Minggu, 4/ Mei/2025 - Zhafir Akalanka





 

Di dalam kesedihan yang kecil, kita bersuara.
Di dalam kesedihan yang besar, kita diam.

Sekarang, telah sedikit lebih kupahami, kesendirian adalah sahabat terbaik yang akan selalu menemani.
    Beberapa tahun ini, merupakan tahun-tahun terberat yang melintasi garis hidupku. Aku pernah tahu bagaimana rasanya hidup stabil dengan segala kebutuhan yang mencukupi. Aku pernah tahu bagaimana rasanya dilingkari oleh hal-hal yang membuatku dapat memandang hidup ini sebagai sesuatu yang ajaib dan indah.
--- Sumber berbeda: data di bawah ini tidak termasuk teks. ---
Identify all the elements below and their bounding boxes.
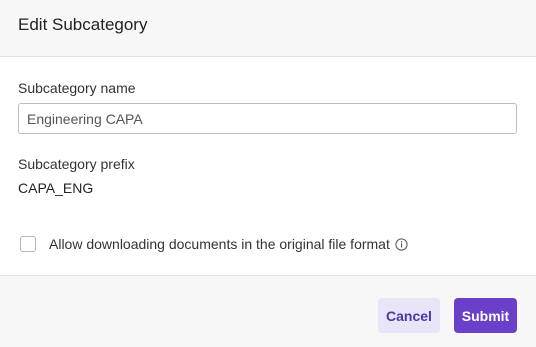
edit-subcategory-dialog: Edit Subcategory Subcategory name Subcat… <box>0 0 536 347</box>
allow-download-checkbox[interactable] <box>20 236 36 252</box>
allow-download-label[interactable]: Allow downloading documents in the origi… <box>49 236 390 252</box>
allow-download-option[interactable]: Allow downloading documents in the origi… <box>20 234 408 254</box>
subcategory-name-label: Subcategory name <box>18 80 136 96</box>
subcategory-prefix-value: CAPA_ENG <box>18 180 94 196</box>
dialog-footer: Cancel Submit <box>0 275 536 347</box>
submit-button[interactable]: Submit <box>454 298 517 333</box>
cancel-button[interactable]: Cancel <box>378 298 440 333</box>
subcategory-name-input[interactable] <box>18 103 517 134</box>
dialog-header: Edit Subcategory <box>0 0 536 57</box>
info-circle-icon[interactable] <box>395 237 408 251</box>
subcategory-prefix-label: Subcategory prefix <box>18 156 135 172</box>
dialog-title: Edit Subcategory <box>18 15 148 34</box>
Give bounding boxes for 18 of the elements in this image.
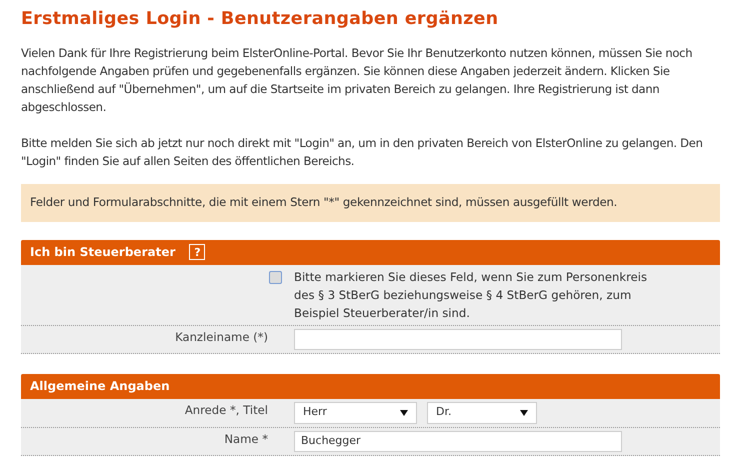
- dropdown-arrow-icon: [520, 408, 528, 417]
- section-title: Ich bin Steuerberater: [30, 244, 176, 262]
- field-label: Kanzleiname (*): [174, 328, 269, 346]
- info-paragraph: Bitte melden Sie sich ab jetzt nur noch direkt mit "Login" an, um in den privaten Bereich von ElsterOnline zu gelangen. Den "Login" finden Sie auf allen Seiten des öffentlichen Bereichs.: [21, 135, 704, 170]
- dropdown[interactable]: Dr.: [427, 402, 537, 424]
- help-button[interactable]: ?: [189, 244, 206, 260]
- dropdown[interactable]: Herr: [294, 402, 417, 424]
- page-title: Erstmaliges Login - Benutzerangaben ergänzen: [21, 8, 500, 31]
- text-field[interactable]: Buchegger: [294, 430, 622, 452]
- checkbox-description: Bitte markieren Sie dieses Feld, wenn Sie zum Personenkreis des § 3 StBerG beziehungsweise § 4 StBerG gehören, zum Beispiel Steuerberater/in sind.: [294, 268, 648, 322]
- required-fields-notice: Felder und Formularabschnitte, die mit einem Stern "*" gekennzeichnet sind, müssen ausgefüllt werden.: [21, 184, 720, 222]
- checkbox[interactable]: [269, 270, 282, 284]
- dropdown-arrow-icon: [400, 408, 408, 417]
- field-label: Anrede *, Titel: [184, 402, 269, 419]
- text-field[interactable]: [294, 328, 622, 350]
- info-paragraph: Vielen Dank für Ihre Registrierung beim ElsterOnline-Portal. Bevor Sie Ihr Benutzerkonto nutzen können, müssen Sie noch nachfolgende Angaben prüfen und gegebenenfalls ergänzen. Sie können diese Angaben jederzeit ändern. Klicken Sie anschließend auf "Übernehmen", um auf die Startseite im privaten Bereich zu gelangen. Ihre Registrierung ist dann abgeschlossen.: [21, 45, 694, 116]
- field-label: Name *: [223, 430, 269, 448]
- section-title: Allgemeine Angaben: [30, 378, 170, 396]
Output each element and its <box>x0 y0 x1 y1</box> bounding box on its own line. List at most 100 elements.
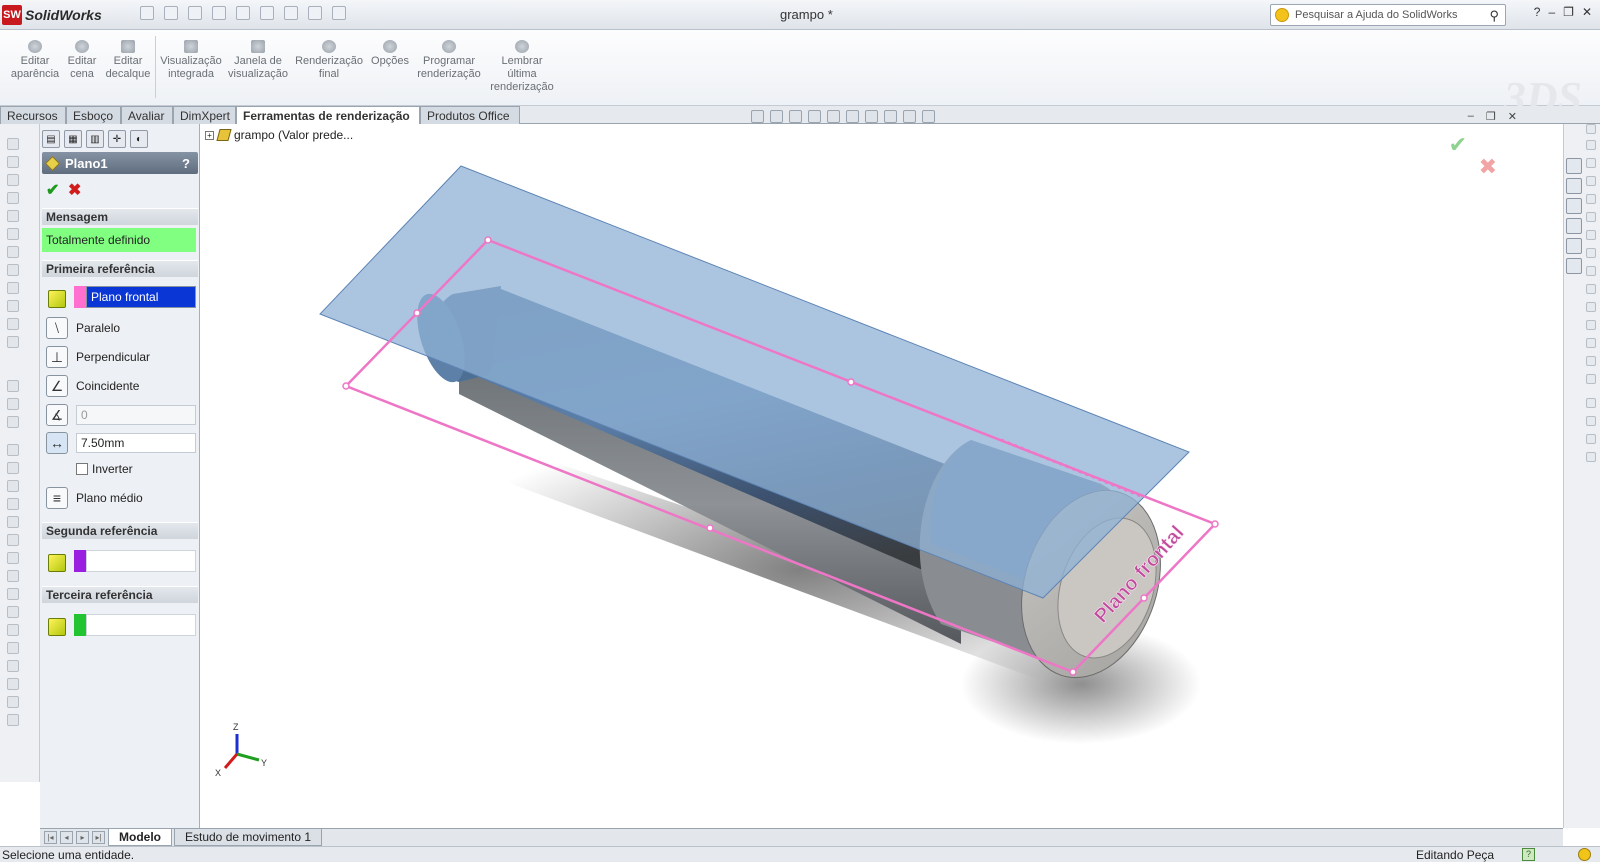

Kini, semua perlahan terkikis, semua hilang, yang pernah ada, kembali pada ketiadaan ─menyisakan aku yang tak pernah bisa keluar dari sesuatu yang menjerat. Segala arah kulihat kehampaan yang berlapis kehampaan. Kakiku di atas awan, berusaha mengetuk pintu langit dengan rasa malu yang begitu menghinakan, membuat tanganku tak pernah sampai.
    Di saat-saat beratku, orang terbaik tak pernah datang. Semua mimpi menjadi terasa begitu jauh. Aku merasa asing, bahkan pada diriku sendiri. Aku belum mati, namun setelah menaruh bunga untukku, orang-orang melangkahkan kakinya dariku. Penderitaan terberat adalah menyadari bahwa orang-orang yang kukira mencintaiku, adalah orang-orang yang berusaha mencari kebahagiaan padaku namun tidak ada; bahwa orang-orang yang berkata akan tulus mencintaiku di segala keadaan, adalah orang-orang yang kini menilaiku dengan penuh pertimbangan.
    Mengapa orang-orang menjadi penuh dengan penilaian ketika menghadapi seseorang yang sedang membutuh pertolongan? Bukanlah keinginan siapa pun untuk pernah sekuat itu, lalu tiba-tiba menjadi rapuh. Bukanlah keinginan siapa pun untuk pernah menjadi suar cahaya, lalu tiba-tiba menjadi lelehan lilin yang terabai dan tak lagi berguna. Di titik terendah, kusaksikan radar sosialku bertabur manusia, manusia, dan manusia, tapi tak sedikit pun kulihat kemanusiaan di dalamnya. Kepedulian memiliki harga yang tiba-tiba melonjak tinggi. Bahkan di titik ini, orang-orang menyerap hanya untuk menghidupi dirii sendiri. Mereka masih bisa duduk bersama dan tertawa, namun tak lagi ada cinta di dalam dada mereka. Mereka melihat sahabat-sahabat mereka dengan penglihatan yang sama ketika seorang pencuri sedang mengamati peluang untuk mencuri. Menanti kelengahan; menanti satu kesalahan dari sahabat-sahabat mereka, yang membuatnya dapat masuk dan melancarkan suatu rencana.
    Berulang kali aku memaafkan, pada siapa pun, pada diriku, pada apa pun, namun tak nampak sedikit pun perubahan. Akar yang menancap semakin dalam. Kukira akar bertugas mengokohkan, tapi aku lupa, bahwa itu bermakna sama dengan terjebak stagnan di suatu keadaan. Tak ada langkah. Mustahil aku berlari. Aku merosot dan menembus semakin dalam. Suaraku tenggelam. Tanganku tak sampai. Hanya kesendirian... hanya kesendirian...dingin dan gelap....tidak terbunuh, dan tidak pula hidup dengan layak.